Pourriez-vous partager avec nous une rencontre avec un chercheur ou un historien qui vous a particulièrement marqué ?

À la lumière de la prochaine présidence grecque de l’IHRA, l’Alliance internationale pour la mémoire de l’Holocauste, une alliance internationale de 34 pays membres, qui vise à unir les gouvernements et les experts pour renforcer, faire progresser et promouvoir l’éducation, la mémoire et la recherche sur l’Holocauste dans le monde entier et respecter l’engagement d’un monde qui se souvient de l’Holocauste, d’un monde sans génocide, je voudrais évoquer ma rencontre avec le professeur Yehuda Bauer, historien de l’Holocauste et conseiller académique de l’IHRA.

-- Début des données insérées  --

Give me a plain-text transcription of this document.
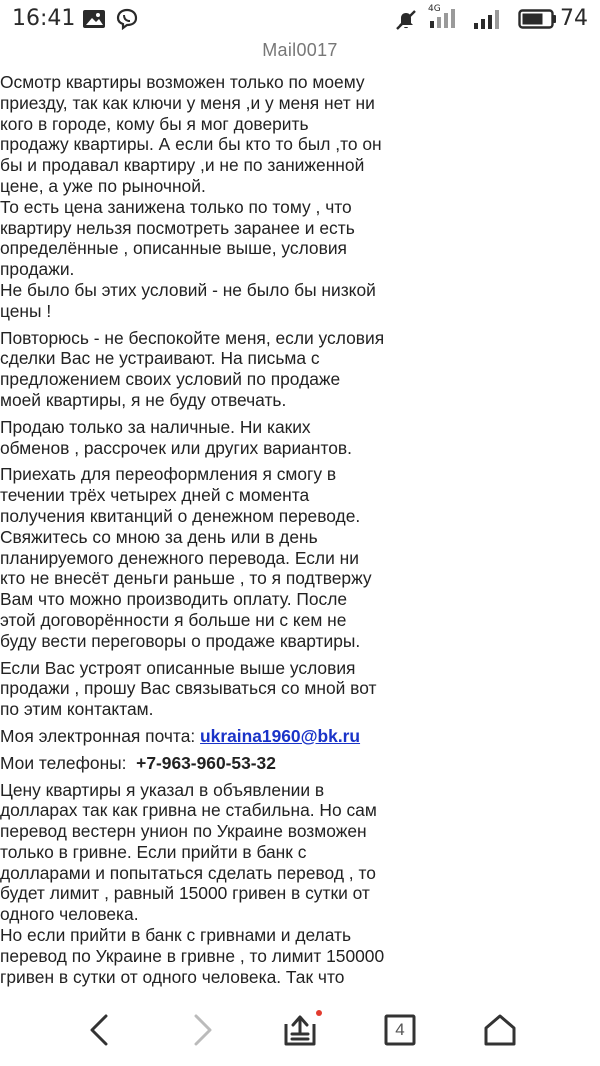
16:41	4G	74
Mail0017

Осмотр квартиры возможен только по моему
приезду, так как ключи у меня ,и у меня нет ни
кого в городе, кому бы я мог доверить
продажу квартиры. А если бы кто то был ,то он
бы и продавал квартиру ,и не по заниженной
цене, а уже по рыночной.
То есть цена занижена только по тому , что
квартиру нельзя посмотреть заранее и есть
определённые , описанные выше, условия
продажи.
Не было бы этих условий - не было бы низкой
цены !

Повторюсь - не беспокойте меня, если условия
сделки Вас не устраивают. На письма с
предложением своих условий по продаже
моей квартиры, я не буду отвечать.

Продаю только за наличные. Ни каких
обменов , рассрочек или других вариантов.

Приехать для переоформления я смогу в
течении трёх четырех дней с момента
получения квитанций о денежном переводе.
Свяжитесь со мною за день или в день
планируемого денежного перевода. Если ни
кто не внесёт деньги раньше , то я подтвержу
Вам что можно производить оплату. После
этой договорённости я больше ни с кем не
буду вести переговоры о продаже квартиры.

Если Вас устроят описанные выше условия
продажи , прошу Вас связываться со мной вот
по этим контактам.

Моя электронная почта: ukraina1960@bk.ru
Мои телефоны:  +7-963-960-53-32

Цену квартиры я указал в объявлении в
долларах так как гривна не стабильна. Но сам
перевод вестерн унион по Украине возможен
только в гривне. Если прийти в банк с
долларами и попытаться сделать перевод , то
будет лимит , равный 15000 гривен в сутки от
одного человека.
Но если прийти в банк с гривнами и делать
перевод по Украине в гривне , то лимит 150000
гривен в сутки от одного человека. Так что

4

J’ai eu l’honneur de participer aux réunions semestrielles de l’IHRA depuis la toute première à Stockholm en 2000, en tant que membre de la délégation nationale grecque, siégeant au groupe de travail sur les musées et les monuments commémoratifs de l’organisation et assumant le poste de président du groupe de travail en 2014, sous la présidence britannique. C’est ainsi que je suis arrivé à rencontrer le professeur Bauer et à partager sa sagesse et ses analyses perspicaces sur le terrible phénomène de l’Holocauste. Sa profonde compréhension et sa conviction de sa valeur éducative et sociale pour le monde contemporain ont été pour moi une source d’inspiration et de motivation cruciale.

Au cours des 20 dernières années, le MJG a lancé l’éducation sur l’Holocauste en Grèce et travaille en permanence avec le ministère de l’Éducation à la pointe de toutes les initiatives et actions pertinentes, en développant des programmes efficaces pour l’éducation à l’Holocauste, des séminaires de formation des enseignants et la création de nouveau contenu pour les manuels scolaires. Au cœur de cet effort important, se trouvent les paroles du professeur Bauer : « Ne soyez jamais une victime, Ne soyez jamais un agresseur, « Et ne soyez jamais, jamais, un spectateur ».